I am trying to use the R package
groHMM to analyse some data and it wants me to Collapse overlapping annotations but I am working with Arabidopsis and not human data.
groHMM uses the R package
GenomicFeatures for annotations. I am using
TxDb.Athaliana.BioMart.plantsmart28 but the tool wants me to collapse overlapping annotations so that overlapping transcripts are merged into "a single set, in which each annotation represents the 5' and 3' most boundaries of genes". I do not know how to do this in R and the example code only works for human data (hg19). If anyone knows how to get it to work for the Arabidopsis data, that would be really helpful.

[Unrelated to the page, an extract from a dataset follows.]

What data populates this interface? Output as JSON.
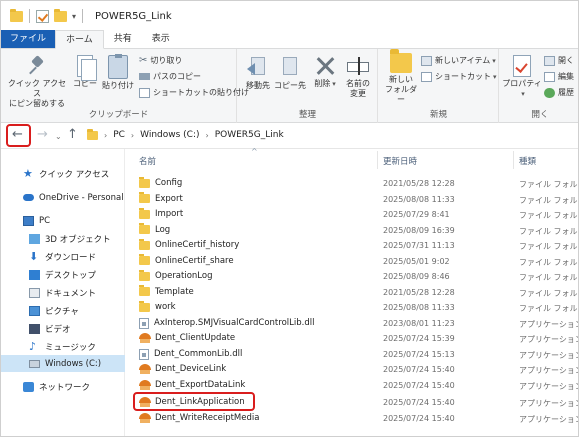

The example code in the package works like this:
library(TxDb.Hsapiens.UCSC.hg19.knownGene) kgdb <- TxDb.Hsapiens.UCSC.hg19.knownGene kgChr7 <- transcripts(kgdb, filter=list(tx_chrom = "chr7"), columns=c("gene_id", "tx_id", "tx_name")) library(org.Hs.eg.db) kgConsensus <- makeConsensusAnnotations(kgChr7, keytype="gene_id", mc.cores=getOption("mc.cores")) map <- select(org.Hs.eg.db, keys=unlist(mcols(kgConsensus)$gene_id), columns=c("SYMBOL"), keytype=c("ENTREZID"))
While my attempt at using a similar Arabidopsis database fails:
map <- select(org.At.tair.db, keys=unlist(mcols(atConsensus)$gene_id), columns=c("SYMBOL"), keytype=c("ENTREZID")) Error in .testForValidKeys(x, keys, keytype, fks) : None of the keys entered are valid keys for 'ENTREZID'. Please use the keys method to see a listing of valid arguments.
Even if I cannot get this exact code to work, anything that can give me the correct set of collapsed transcripts that groHMM can accept, would be great.